Cette fréquence des soi trompeurs doit être spécialement soulignée pour notre société mercatocratique, désormais mondialisée. D’une part elle privilégie l’individualisme, ce qui signifie qu’elle privilégie l’investissement de soi, mais comme sujet de liberté au sens le plus large et le moins ambitieux : la liberté de choix. Écoutons Tocqueville, le diagnostiquant dans la mercatocratie montante aux États-Unis, dès 1840 : « Je vois une foule innombrable d'hommes semblables et égaux qui tournent sans repos sur eux-mêmes pour se procurer de petits et vulgaires plaisirs, dont ils emplissent leur âme. Chacun d'eux, retiré à l'écart, est comme étranger à la destinée de tous les autres (…) il n'existe qu'en lui-même et pour lui seul, et, s'il lui reste encore une famille, on peut dire du moins qu'il n'a plus de patrie. » (De la démocratie en Amérique).
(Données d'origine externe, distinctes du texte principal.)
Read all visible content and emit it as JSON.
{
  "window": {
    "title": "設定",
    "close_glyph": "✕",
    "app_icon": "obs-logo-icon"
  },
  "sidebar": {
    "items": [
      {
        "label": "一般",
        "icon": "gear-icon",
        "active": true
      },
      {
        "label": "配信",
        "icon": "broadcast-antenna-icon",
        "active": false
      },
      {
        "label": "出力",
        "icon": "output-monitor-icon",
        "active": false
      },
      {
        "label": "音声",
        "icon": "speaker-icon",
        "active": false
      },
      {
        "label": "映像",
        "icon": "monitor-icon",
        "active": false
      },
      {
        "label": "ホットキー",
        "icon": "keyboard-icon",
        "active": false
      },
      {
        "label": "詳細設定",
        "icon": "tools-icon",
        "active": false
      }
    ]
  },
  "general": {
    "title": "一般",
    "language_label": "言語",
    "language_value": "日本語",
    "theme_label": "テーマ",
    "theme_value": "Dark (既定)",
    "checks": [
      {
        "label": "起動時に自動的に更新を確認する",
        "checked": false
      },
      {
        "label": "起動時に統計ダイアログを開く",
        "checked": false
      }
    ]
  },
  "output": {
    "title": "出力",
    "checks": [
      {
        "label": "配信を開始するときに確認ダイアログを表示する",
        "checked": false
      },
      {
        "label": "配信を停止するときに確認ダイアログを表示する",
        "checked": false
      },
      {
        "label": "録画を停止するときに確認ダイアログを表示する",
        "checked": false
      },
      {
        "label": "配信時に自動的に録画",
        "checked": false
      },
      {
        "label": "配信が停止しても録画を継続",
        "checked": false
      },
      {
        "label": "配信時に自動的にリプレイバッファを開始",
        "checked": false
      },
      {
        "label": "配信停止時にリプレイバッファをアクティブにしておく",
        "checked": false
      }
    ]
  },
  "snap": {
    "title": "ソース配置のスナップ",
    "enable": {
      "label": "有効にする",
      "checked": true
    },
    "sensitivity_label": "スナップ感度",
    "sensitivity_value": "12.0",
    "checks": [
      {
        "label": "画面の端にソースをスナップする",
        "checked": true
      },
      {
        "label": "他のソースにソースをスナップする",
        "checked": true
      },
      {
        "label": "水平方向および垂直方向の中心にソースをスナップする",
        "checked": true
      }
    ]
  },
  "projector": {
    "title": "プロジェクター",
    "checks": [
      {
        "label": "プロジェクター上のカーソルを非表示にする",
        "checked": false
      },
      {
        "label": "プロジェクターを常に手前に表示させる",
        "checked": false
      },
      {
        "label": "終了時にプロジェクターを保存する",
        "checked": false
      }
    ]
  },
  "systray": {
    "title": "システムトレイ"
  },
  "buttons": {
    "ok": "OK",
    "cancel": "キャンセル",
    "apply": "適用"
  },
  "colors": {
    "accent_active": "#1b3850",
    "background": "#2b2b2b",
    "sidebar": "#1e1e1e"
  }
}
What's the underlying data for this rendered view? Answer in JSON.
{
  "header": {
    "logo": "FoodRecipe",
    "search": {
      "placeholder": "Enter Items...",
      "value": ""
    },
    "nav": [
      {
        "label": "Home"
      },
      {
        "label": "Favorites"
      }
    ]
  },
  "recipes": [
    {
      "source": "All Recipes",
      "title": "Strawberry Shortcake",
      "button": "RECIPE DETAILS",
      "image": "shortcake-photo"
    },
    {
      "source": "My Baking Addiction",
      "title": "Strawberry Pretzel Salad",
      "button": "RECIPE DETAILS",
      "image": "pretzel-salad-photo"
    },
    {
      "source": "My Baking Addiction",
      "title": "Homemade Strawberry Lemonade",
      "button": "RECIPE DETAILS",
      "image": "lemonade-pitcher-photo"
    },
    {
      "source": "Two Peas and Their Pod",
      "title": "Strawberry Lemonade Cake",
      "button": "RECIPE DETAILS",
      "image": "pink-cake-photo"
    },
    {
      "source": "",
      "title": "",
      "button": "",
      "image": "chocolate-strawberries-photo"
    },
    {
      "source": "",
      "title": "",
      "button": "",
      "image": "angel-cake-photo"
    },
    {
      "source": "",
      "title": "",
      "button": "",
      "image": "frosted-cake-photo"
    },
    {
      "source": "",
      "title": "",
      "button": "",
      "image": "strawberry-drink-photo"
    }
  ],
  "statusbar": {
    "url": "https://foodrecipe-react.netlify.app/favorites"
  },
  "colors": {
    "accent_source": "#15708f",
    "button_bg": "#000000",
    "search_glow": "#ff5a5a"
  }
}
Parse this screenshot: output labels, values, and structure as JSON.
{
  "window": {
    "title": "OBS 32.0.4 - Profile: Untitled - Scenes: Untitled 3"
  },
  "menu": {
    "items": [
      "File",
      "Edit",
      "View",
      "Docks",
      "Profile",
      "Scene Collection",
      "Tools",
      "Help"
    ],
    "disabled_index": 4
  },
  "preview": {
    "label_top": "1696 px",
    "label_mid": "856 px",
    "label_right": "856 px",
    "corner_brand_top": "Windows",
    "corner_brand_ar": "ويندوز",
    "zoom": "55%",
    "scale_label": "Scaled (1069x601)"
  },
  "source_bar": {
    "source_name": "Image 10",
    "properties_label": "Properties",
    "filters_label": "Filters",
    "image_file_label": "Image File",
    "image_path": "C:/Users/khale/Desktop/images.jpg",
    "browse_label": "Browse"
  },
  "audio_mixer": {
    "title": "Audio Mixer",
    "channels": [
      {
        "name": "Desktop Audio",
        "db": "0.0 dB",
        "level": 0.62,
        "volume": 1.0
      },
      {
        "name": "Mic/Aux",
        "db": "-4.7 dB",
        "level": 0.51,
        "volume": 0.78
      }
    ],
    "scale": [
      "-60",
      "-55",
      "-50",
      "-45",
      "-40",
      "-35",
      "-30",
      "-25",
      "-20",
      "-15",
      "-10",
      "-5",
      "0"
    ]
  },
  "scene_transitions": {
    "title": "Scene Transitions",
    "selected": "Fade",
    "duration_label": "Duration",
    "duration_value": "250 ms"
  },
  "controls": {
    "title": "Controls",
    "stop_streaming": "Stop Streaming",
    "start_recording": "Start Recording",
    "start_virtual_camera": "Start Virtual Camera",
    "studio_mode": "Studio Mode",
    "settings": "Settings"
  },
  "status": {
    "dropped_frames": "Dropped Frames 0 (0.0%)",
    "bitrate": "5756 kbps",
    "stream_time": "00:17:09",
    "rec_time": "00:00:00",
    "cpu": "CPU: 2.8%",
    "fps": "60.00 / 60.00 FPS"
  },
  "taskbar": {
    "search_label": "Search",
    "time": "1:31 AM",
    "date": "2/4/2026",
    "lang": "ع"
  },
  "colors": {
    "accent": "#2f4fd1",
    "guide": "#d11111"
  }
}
Et l’organisation sociale afférente est pensée pour drastiquement circonscrire les possibilités de choix – en gros, choisir son couloir de départ de compétition (« Parcoursup »), et ses consommations. Ensuite elle est un pouvoir qui s’exerce en utilisant systématiquement la communication selon le mode de la manipulation réactive.
C’est pourquoi les individus, qui pourtant se vivent comme étant les sujets de leurs comportements (très majoritairement réactifs), s’aperçoivent, finalement, qu’ils ne vivent pas leur vie, et se trouvent confrontés au problème d’« être soi-même ».
La solution de ce problème ne doit surtout pas être cantonnée à un retrait de la vie sociale pour un effort, même accompagné d’un confident ou d’un« psy », pour se retrouver soi-même. Cette solution se trouve en reprenant pied dans le débat politique pour déterminer quelles sont les valeurs en fonction desquelles on doit vivre ensemble.
[i] C’est aussi le sens de l’essai, très riche, de P. Ricœur : Soi-même comme un autre, Seuil, 1990.